Fascinating new park for Manhattan

by William ASTON on July 29, 2009

Perched on an old elevated railway on the West Side of Manhattan, the High Line has just opened and already seems like a permanent fixture.

Apart from strolling along, you can munch on the $15 High Line Picnic Baskets for sale at Friedman’s Lunch at the Chelsea Market (sandwich, coleslaw, pickle, chips, cookie, beverage). It has its own art scene, drawing students from Parsons sketching panoramas, and photographers armed with devices from cellphones to Leicas.

It inspires down-to-earth New Yorkers to behave as if they were strolling down Main Street in a small town rather than striding the walkway of a hyper-urban park — routinely smiling and nodding, even striking up conversations with strangers.

A little more than a month since its first stretch opened, the High Line is a hit, and not just with tourists but with New Yorkers who are openly relishing a place where they can reflect and relax enough to get a new perspective on Manhattan.

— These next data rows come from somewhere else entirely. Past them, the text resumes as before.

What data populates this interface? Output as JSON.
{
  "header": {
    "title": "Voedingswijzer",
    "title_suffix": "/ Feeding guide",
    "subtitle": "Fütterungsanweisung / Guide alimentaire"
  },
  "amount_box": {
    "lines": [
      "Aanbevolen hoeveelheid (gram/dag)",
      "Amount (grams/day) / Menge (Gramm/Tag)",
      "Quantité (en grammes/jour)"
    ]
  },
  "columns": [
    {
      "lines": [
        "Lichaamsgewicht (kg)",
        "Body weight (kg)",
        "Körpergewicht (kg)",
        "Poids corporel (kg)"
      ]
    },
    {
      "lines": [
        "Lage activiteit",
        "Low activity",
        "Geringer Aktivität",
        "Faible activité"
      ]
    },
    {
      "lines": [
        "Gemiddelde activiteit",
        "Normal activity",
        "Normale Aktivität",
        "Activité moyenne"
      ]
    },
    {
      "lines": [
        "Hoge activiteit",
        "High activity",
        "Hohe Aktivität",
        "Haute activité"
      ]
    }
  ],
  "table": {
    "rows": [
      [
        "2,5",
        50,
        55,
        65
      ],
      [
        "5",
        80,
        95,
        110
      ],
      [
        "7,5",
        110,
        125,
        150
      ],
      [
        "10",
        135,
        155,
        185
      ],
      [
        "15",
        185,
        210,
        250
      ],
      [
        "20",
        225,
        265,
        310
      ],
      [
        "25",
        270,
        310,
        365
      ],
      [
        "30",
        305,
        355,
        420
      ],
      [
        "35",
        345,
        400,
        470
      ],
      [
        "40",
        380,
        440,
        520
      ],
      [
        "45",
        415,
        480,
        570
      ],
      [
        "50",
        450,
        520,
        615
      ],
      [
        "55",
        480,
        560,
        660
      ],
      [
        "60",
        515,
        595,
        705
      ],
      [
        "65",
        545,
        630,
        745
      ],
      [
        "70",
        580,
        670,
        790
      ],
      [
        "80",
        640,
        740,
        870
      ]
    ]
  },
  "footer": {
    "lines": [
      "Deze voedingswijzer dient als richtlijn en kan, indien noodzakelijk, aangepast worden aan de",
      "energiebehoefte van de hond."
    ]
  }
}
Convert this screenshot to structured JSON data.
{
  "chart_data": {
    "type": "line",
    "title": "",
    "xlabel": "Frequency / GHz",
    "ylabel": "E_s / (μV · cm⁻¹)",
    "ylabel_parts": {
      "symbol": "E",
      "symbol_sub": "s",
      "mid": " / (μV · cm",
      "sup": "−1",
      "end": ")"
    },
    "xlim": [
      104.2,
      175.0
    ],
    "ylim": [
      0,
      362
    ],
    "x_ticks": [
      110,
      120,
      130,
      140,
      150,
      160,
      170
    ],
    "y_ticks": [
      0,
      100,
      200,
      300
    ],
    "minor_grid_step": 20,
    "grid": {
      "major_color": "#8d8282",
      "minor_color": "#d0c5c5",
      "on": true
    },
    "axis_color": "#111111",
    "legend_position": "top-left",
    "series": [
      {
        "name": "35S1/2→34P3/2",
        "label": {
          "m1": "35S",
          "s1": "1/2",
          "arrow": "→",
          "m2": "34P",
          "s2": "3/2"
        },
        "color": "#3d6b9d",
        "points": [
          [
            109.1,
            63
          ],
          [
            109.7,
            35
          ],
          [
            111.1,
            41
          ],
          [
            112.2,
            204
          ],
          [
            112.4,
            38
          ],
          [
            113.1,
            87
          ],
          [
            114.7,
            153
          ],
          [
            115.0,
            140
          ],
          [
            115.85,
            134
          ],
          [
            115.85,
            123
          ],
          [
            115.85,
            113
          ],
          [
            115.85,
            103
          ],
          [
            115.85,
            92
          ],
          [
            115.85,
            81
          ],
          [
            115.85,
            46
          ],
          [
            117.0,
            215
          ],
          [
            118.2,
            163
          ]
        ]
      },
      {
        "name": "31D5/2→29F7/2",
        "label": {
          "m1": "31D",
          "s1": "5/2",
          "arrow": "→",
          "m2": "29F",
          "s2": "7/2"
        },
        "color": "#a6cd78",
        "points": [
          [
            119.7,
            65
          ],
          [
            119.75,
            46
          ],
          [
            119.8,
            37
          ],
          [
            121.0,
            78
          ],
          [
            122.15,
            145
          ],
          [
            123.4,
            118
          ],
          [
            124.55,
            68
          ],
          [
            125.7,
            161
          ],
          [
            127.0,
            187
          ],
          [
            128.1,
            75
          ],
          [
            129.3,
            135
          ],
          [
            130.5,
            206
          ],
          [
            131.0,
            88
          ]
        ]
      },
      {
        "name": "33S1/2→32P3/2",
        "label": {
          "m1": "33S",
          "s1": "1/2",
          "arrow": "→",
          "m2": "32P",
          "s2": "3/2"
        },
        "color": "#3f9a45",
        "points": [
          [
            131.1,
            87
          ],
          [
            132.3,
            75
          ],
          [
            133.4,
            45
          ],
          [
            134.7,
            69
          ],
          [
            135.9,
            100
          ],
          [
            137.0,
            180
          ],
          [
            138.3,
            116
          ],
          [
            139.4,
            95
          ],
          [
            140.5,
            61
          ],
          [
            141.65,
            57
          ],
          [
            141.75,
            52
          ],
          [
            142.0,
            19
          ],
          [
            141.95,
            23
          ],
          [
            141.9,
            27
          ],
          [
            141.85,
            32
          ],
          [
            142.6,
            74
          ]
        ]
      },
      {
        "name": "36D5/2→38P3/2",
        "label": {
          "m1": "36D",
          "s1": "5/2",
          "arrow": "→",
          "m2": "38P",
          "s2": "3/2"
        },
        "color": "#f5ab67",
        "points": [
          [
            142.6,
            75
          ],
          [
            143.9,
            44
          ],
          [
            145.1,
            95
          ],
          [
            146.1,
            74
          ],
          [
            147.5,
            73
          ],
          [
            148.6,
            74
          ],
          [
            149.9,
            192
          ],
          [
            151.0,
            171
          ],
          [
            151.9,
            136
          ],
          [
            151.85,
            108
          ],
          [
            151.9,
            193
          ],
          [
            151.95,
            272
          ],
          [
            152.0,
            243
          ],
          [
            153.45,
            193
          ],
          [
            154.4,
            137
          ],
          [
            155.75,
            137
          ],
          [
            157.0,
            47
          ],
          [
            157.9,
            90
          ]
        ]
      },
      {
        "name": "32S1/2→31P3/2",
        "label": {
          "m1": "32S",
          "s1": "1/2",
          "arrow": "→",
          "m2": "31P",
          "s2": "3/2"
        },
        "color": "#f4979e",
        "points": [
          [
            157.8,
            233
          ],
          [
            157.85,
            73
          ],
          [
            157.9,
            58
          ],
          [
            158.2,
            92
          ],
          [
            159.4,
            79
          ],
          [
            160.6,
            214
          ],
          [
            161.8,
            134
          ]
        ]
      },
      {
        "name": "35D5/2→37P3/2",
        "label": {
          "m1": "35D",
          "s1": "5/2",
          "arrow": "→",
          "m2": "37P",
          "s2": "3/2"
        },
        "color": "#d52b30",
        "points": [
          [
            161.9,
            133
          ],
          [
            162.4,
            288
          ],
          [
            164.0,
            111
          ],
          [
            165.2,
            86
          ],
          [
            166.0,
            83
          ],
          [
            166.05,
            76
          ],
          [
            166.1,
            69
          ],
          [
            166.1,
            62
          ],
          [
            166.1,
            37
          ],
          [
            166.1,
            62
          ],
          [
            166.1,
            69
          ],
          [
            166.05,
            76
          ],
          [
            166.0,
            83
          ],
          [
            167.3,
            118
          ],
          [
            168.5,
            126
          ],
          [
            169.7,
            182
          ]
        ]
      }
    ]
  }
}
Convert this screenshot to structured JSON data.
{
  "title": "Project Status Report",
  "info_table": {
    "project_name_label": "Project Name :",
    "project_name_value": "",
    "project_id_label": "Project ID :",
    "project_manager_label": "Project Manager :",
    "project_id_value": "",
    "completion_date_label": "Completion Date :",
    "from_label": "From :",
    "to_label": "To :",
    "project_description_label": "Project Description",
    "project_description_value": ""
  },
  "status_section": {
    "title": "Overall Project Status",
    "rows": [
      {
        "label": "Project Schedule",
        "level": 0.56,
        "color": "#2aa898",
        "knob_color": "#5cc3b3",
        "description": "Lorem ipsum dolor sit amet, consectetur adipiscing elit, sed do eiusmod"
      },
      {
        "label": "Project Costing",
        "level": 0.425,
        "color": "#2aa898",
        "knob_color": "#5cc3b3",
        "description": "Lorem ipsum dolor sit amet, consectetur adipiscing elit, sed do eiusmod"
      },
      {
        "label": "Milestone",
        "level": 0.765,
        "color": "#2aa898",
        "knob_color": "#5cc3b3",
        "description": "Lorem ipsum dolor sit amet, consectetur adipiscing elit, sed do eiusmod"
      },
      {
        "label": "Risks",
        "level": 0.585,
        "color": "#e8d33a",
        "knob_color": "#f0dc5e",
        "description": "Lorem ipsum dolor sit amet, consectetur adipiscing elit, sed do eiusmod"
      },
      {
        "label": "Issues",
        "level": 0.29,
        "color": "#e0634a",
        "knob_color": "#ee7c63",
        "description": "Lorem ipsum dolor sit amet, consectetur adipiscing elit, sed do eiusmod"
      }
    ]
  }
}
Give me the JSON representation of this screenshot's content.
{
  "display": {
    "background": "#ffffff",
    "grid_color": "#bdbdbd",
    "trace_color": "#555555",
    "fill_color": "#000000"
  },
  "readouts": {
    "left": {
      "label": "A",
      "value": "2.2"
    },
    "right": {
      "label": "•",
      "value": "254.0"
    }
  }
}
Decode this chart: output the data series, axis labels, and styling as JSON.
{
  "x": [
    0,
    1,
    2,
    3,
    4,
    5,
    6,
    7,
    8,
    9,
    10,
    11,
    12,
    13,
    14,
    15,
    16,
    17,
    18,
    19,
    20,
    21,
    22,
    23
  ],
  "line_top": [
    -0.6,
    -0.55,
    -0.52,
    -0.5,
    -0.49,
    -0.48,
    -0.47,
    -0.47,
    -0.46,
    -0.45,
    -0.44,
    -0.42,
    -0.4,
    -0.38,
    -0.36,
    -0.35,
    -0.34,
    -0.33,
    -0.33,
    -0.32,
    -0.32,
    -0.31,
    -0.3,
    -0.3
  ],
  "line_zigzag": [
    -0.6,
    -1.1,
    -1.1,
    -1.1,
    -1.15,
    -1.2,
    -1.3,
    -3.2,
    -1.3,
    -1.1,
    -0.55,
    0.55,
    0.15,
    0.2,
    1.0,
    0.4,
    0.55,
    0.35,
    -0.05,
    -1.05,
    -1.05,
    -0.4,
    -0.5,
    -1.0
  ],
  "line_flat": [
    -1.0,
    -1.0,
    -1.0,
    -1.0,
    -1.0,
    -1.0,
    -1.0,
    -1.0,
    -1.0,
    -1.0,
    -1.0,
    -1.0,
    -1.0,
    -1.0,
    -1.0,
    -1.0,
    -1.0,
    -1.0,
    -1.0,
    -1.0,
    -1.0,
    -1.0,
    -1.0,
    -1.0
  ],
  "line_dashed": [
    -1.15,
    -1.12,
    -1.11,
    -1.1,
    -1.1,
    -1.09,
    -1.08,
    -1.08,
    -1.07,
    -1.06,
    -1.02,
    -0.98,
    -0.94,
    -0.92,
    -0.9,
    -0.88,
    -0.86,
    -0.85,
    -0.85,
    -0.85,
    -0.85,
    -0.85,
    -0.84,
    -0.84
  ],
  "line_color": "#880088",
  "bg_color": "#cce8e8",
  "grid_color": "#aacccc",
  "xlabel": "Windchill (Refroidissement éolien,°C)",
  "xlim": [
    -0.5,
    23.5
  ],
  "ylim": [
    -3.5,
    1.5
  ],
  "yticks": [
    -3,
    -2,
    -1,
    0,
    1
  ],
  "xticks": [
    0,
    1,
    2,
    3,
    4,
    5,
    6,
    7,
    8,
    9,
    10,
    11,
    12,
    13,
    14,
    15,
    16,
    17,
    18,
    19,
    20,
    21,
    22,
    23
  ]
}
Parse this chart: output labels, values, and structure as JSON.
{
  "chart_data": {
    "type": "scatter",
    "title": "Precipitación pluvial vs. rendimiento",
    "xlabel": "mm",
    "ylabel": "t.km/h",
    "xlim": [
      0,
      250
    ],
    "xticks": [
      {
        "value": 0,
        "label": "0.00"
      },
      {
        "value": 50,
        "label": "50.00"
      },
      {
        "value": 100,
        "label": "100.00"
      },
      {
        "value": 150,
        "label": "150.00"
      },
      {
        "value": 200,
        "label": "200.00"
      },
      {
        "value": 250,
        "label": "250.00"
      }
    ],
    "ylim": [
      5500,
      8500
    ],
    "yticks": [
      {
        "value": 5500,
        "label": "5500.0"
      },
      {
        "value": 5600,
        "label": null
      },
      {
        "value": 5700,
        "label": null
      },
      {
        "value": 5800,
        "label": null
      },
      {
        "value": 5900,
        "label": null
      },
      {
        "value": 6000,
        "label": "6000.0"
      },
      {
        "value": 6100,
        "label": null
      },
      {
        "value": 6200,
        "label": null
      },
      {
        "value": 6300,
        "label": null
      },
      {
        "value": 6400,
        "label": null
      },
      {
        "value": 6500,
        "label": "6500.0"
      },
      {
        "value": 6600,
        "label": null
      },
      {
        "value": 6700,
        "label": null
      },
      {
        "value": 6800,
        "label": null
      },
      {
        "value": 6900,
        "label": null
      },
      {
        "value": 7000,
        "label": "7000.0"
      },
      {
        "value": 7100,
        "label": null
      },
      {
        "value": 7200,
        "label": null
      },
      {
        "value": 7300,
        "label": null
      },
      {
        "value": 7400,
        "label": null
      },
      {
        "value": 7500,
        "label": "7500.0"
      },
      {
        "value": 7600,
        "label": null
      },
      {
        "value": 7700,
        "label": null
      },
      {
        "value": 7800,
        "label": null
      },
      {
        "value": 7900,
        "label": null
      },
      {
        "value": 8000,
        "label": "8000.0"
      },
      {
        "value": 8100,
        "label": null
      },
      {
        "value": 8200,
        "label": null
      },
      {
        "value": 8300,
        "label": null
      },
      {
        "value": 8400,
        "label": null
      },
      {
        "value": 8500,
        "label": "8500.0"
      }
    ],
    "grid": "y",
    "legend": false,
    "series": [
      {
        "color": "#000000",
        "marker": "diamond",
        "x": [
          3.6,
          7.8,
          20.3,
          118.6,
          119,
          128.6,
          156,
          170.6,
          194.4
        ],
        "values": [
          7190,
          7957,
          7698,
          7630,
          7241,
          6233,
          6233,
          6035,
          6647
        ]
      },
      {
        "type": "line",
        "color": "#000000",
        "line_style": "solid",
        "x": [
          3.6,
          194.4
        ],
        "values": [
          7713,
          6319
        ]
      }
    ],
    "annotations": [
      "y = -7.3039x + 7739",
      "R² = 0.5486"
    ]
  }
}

Since its southernmost section — from 20th Street near 10th Avenue to the corner of Gansevoort and Washington Streets — opened to the public on June 9, the park has attracted more than 300,000 visitors. The park will soon reach as far north as 34th Street.

Mealtimes tend to be most crowded, when people picnic, chat or just stare blankly at the traffic underfoot, often with children running serpentines through the seats. At night, the overlook turns into a Warholian conceptual installation, with its art-house vibe and screenlike windows.

Manhattan just got a new attraction and a whole lot friendlier.